HP had been looking at 3PAR for some time, and there had been an earlier offering on the table, HP executives admit. 3PAR’s technologies will help HP expand its offerings for building public and private cloud services, according to Dave Donatelli, HP’s GM of enterprise servers, storage and networking. In addition, HP has “a unique ability” to bring 3PAR’s products to market. “Our reach is something other companies simply can’t match,” he said.
3PAR has gained notice for its ‘thin provisioning’ capabilities, which provide storage resources as needed. Thin provisioning is more efficient than traditional fat provisioning, which dedicates an excess amount of storage to an application in anticipation of growth.
HP’s move did not surprise Forrester Research analyst Andrew Reichman. “HP’s portfolio is disjointed and kind of incomplete.

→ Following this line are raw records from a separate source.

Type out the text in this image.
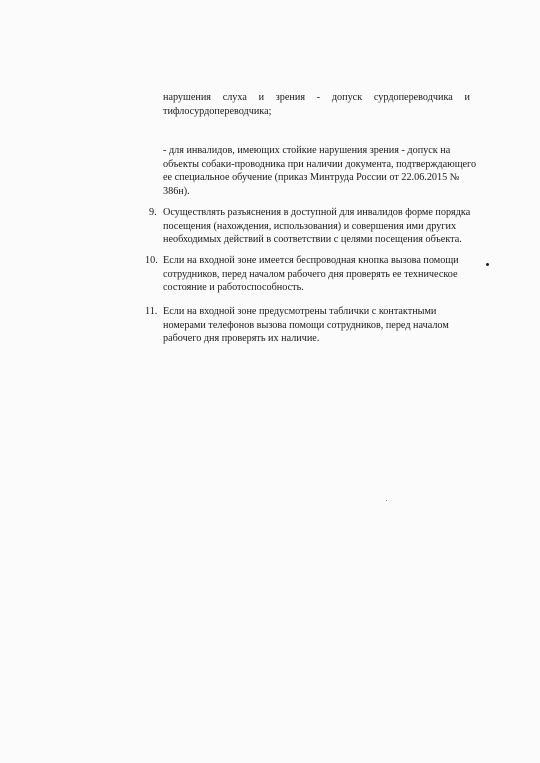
нарушения слуха и зрения - допуск сурдопереводчика и
тифлосурдопереводчика;
- для инвалидов, имеющих стойкие нарушения зрения - допуск на
объекты собаки-проводника при наличии документа, подтверждающего
ее специальное обучение (приказ Минтруда России от 22.06.2015 №
386н).
9. Осуществлять разъяснения в доступной для инвалидов форме порядка
посещения (нахождения, использования) и совершения ими других
необходимых действий в соответствии с целями посещения объекта.
10. Если на входной зоне имеется беспроводная кнопка вызова помощи
сотрудников, перед началом рабочего дня проверять ее техническое
состояние и работоспособность.
11. Если на входной зоне предусмотрены таблички с контактными
номерами телефонов вызова помощи сотрудников, перед началом
рабочего дня проверять их наличие.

Storage is a hot area with a lot of spending. Having an end-to-end solution with servers, storage and networking is really critical right now.”
However, 3PAR’s technology does require some degree of hardware customisation, making HP’s decision somewhat surprising, he added. “But I think what this is saying is that they need more in terms of storage and they don’t feel they can reach the enterprise with what they have now.”
Meanwhile, it’s unclear what Dell will do. Its bid for 3PAR came shortly after moves to buy server provisioning vendor Scalent and storage optimisation provider Ocarina Networks. Dell should have gone after 3PAR first before pursuing other companies like Ocarina Networks, Reichman believes. “Without their own high-end storage platform it’s difficult for them to say they are truly relevant in the enterprise. I think the stakes are very high for both companies – there are not that many alternative choices.”